Mond shrugged as if to express how simple the logic was.

 

“He’s a hunter from Siberia. That’s how he thinks. He hunts. Sir, did you read the articles from In Our Country’s Defense?”

 

Thorvald nodded. “Yes, Corporal, some. Not all of them. I perused them. Let’s say I got the highlights.”

 

The corporal lowered his eyes.

 

Thorvald responded quickly. “I’ll read them all, I assure you. I was tired yesterday.”

 

“It’s all right. They’re mostly brag.”

 

“You say Zaitsev sees us as game. I take it you’ve read the articles. What kind of game are we to him?”

 

Mond studied the question, then answered. “Wolves. Siberian timber wolves. He thinks he’s got us figured out. The Germans do this, the Germans do that. He reads tactics and routines like tracks, like we’re animals.”

 

“Then,” Thorvald said, rising, “we will behave like Siberian timber wolves. We’ll be dangerous but conventional. We’ll let him think he has us figured out. And then we’ll spring a surprise on him.”

 

Thorvald smiled, liking what he was creating for the young corporal. After all, Zaitsev was right. The German sharpshooters were predictable. Thorvald knew it; he’d been the instructor for many of the snipers Zaitsev killed. He was certain they’d behaved like animals here in Stalingrad: dull and predictable. He’d seen it in their eyes while training them in Gnössen, the careless Aryan confidence of the Nazi youth, boys ruling the world before they’d fired the first shot.
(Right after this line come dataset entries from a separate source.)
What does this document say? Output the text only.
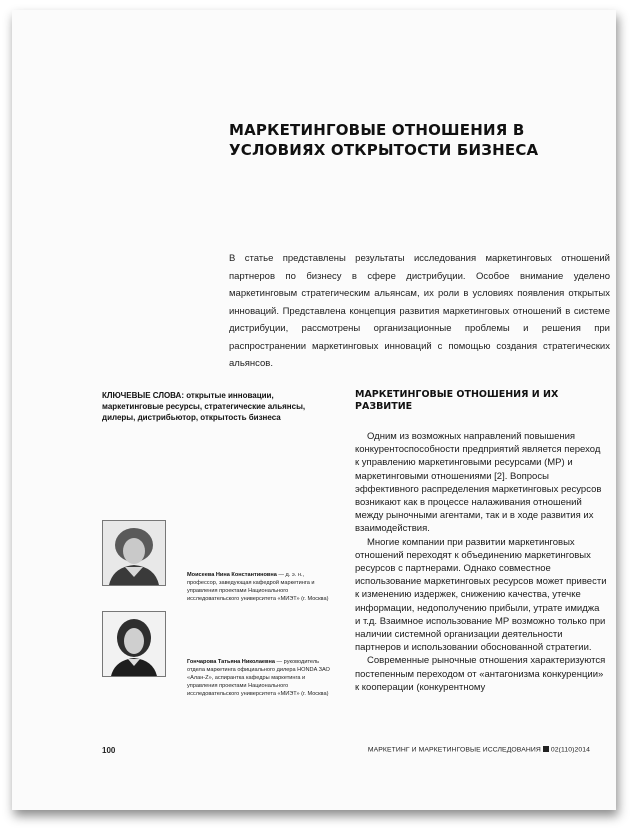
МАРКЕТИНГОВЫЕ ОТНОШЕНИЯ В УСЛОВИЯХ ОТКРЫТОСТИ БИЗНЕСА
В статье представлены результаты исследования маркетинговых отношений партнеров по бизнесу в сфере дистрибуции. Особое внимание уделено маркетинговым стратегическим альянсам, их роли в условиях появления открытых инноваций. Представлена концепция развития маркетинговых отношений в системе дистрибуции, рассмотрены организационные проблемы и решения при распространении маркетинговых инноваций с помощью создания стратегических альянсов.
КЛЮЧЕВЫЕ СЛОВА: открытые инновации, маркетинговые ресурсы, стратегические альянсы, дилеры, дистрибьютор, открытость бизнеса
МАРКЕТИНГОВЫЕ ОТНОШЕНИЯ И ИХ РАЗВИТИЕ

Одним из возможных направлений повышения конкурентоспособности предприятий является переход к управлению маркетинговыми ресурсами (МР) и маркетинговыми отношениями [2]. Вопросы эффективного распределения маркетинговых ресурсов возникают как в процессе налаживания отношений между рыночными агентами, так и в ходе развития их взаимодействия.

Многие компании при развитии маркетинговых отношений переходят к объединению маркетинговых ресурсов с партнерами. Однако совместное использование маркетинговых ресурсов может привести к изменению издержек, снижению качества, утечке информации, недополучению прибыли, утрате имиджа и т.д. Взаимное использование МР возможно только при наличии системной организации деятельности партнеров и использовании обоснованной стратегии.

Современные рыночные отношения характеризуются постепенным переходом от «антагонизма конкуренции» к кооперации (конкурентному

Моисеева Нина Константиновна — д. э. н., профессор, заведующая кафедрой маркетинга и управления проектами Национального исследовательского университета «МИЭТ» (г. Москва)
Гончарова Татьяна Николаевна — руководитель отдела маркетинга официального дилера HONDA ЗАО «Алан-Z», аспирантка кафедры маркетинга и управления проектами Национального исследовательского университета «МИЭТ» (г. Москва)
100	МАРКЕТИНГ И МАРКЕТИНГОВЫЕ ИССЛЕДОВАНИЯ 02(110)2014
No respect for the enemy. No longer any respect for the power of fear. They’d fought in the streets with knuckles and beer bottles and considered those city squabbles to be their crucibles, their proof under fire. These young snipers entered the war already sure they were brave, convinced that the world waited to open before their courage like gates to a password. “Just show me how to do it” was all they seemed to want from him in training—”I’ll take care of the rest, old man.” They’d forgotten that fear, not the bullet or the bomb, is the most devastating weapon of war.

 

Hitler has taken fear away from the German people, Thorvald thought; that’s the Führer’s greatest power. He’s almost done that for me, almost freed me from it.

 

“And this Zaitsev,” he mused while Mond folded the map. “We’ll treat him like a duck. We’ll hide ourselves in a blind and then flush him into the open. We’ll make him fly from fright and then shoot him down in a burst of feathers.”

 

Thorvald looked at the corporal, who turned to walk north toward the Lazur plant and no-man’s-land.

 

“I’m certain we can make Zaitsev come to us.”

 

Mond nodded.

 

“The key,” he said, “is to let him know I’m here.”

 

The corporal’s face dropped. “How . . .” The boy hesitated. “How can we do that, Colonel?”

 

“Don’t worry. I’m sure we’ll think of something, you and I.”